Memperdalam Kembali Teknik Identifikasi, Analisis, dan Mitigasi Risiko Kredit Sesuai Regulasi Terkini Melalui Simulasi dan Studi Kasus Industri Perbankan.
Lingkungan ekonomi global yang fluktuatif dan disrupsi teknologi finansial (fintech) telah meningkatkan kompleksitas risiko kredit di sektor perbankan dan jasa keuangan. Perubahan regulasi dari Otoritas Jasa Keuangan (OJK) menuntut profesional risiko untuk terus memperbarui pengetahuan dan metodologi analisis. Keterampilan dalam menilai kesehatan debitur, baik korporasi maupun ritel, menjadi kunci dalam menjaga portofolio kredit yang sehat dan menekan angka kredit macet (non-performing loan/NPL).
Data dari industri perbankan menunjukkan bahwa lembaga keuangan dengan penerapan manajemen risiko kredit yang robust cenderung lebih resilien menghadapi gejolak ekonomi. Risiko kredit tidak hanya terletak pada kegagalan bayar, tetapi juga pada ketidaktepatan penilaian (miskalibrasi) terhadap kemampuan bayar debitur serta lemahnya struktur pengamanan (collateral) kredit. Pelatihan ini dirancang untuk menjawab tantangan tersebut dengan pendekatan yang aplikatif.

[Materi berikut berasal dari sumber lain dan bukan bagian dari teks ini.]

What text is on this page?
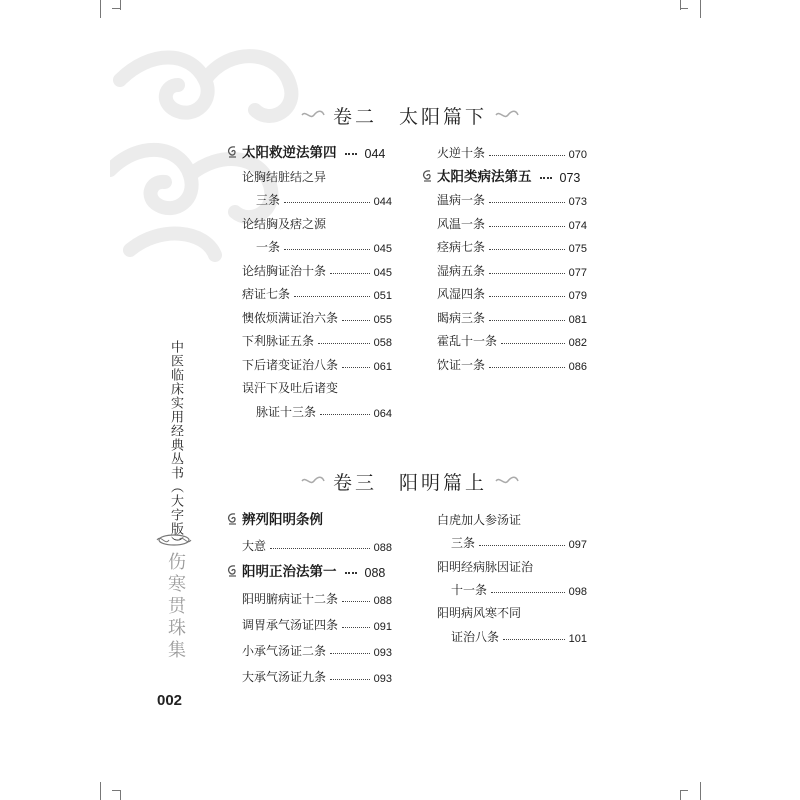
卷二　太阳篇下
卷三　阳明篇上
太阳救逆法第四 044
论胸结脏结之异
三条	044
论结胸及痞之源
一条	045
论结胸证治十条	045
痞证七条	051
懊侬烦满证治六条	055
下利脉证五条	058
下后诸变证治八条	061
误汗下及吐后诸变
脉证十三条	064
火逆十条	070
太阳类病法第五 073
温病一条	073
风温一条	074
痉病七条	075
湿病五条	077
风湿四条	079
暍病三条	081
霍乱十一条	082
饮证一条	086
辨列阳明条例
大意	088
阳明正治法第一 088
阳明腑病证十二条	088
调胃承气汤证四条	091
小承气汤证二条	093
大承气汤证九条	093
白虎加人参汤证
三条	097
阳明经病脉因证治
十一条	098
阳明病风寒不同
证治八条	101
中医临床实用经典丛书（大字版）
伤寒贯珠集
002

Pemahaman mendalam tentang prinsip 5C of Credit (Character, Capacity, Capital, Collateral, Condition) serta kemampuan melakukan stress testing terhadap profil debitur menjadi kebutuhan mendesak. Pelatihan ini menjadi wadah penyegaran bagi para profesional yang telah memiliki sertifikasi BSMR untuk mengupdate pengetahuannya dengan studi kasus dan skenario terkini, memastikan kompetensi yang dimiliki tetap relevan dan efektif dalam menganalisis dan mengelola risiko kredit.
Setelah mengikuti pelatihan ini, peserta diharapkan mampu:
Hari 1: Fundamental dan Analisis Mendalam Risiko Kredit
Learning Outcome: Peserta mampu memahami kerangka regulasi manajemen risiko kredit terkini serta menerapkan teknik analisis kualitatif dan kuantitatif untuk menilai kelayakan debitur.

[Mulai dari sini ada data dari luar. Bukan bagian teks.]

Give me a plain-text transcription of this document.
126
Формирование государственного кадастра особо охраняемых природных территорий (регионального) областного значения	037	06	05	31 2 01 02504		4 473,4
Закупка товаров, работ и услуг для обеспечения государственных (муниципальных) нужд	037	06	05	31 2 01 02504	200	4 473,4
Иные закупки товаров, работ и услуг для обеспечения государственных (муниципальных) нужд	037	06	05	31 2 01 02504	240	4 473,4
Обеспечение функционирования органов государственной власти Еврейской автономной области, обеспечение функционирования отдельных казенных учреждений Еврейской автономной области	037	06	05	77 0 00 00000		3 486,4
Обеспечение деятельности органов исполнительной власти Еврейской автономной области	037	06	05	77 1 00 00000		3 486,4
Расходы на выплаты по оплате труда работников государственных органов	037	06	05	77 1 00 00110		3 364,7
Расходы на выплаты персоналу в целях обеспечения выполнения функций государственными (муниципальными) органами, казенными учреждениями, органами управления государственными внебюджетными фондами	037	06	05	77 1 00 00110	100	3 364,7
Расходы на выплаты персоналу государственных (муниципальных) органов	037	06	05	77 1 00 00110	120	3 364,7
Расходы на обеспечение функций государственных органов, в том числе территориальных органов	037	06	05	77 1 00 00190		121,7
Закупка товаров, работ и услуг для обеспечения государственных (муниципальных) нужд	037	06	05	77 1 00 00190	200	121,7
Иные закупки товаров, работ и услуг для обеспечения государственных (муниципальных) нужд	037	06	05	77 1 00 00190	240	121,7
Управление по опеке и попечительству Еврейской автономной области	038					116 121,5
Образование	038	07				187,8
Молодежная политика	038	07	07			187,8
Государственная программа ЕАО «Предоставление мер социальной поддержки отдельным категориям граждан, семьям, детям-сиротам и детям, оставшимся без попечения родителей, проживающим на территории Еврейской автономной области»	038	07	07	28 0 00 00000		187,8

Aktivitas Praktis: Simulasi wawancara analis kredit dengan debitur UMKM dan workshop analisis rasio keuangan menggunakan studi kasus nyata.
Hari 2: Mitigasi, Pemantauan, dan Strategi Penanganan Kredit Bermasalah
Learning Outcome: Peserta mampu merancang strategi mitigasi risiko yang efektif, memantau kinerja kredit, serta mengambil langkah-langkah penanganan awal terhadap kredit yang berpotensi bermasalah.
Aktivitas Praktis: Simulasi role-play negosiasi restrukturisasi kredit dan workshop identifikasi early warning signal dari laporan keuangan dan perilaku debitur.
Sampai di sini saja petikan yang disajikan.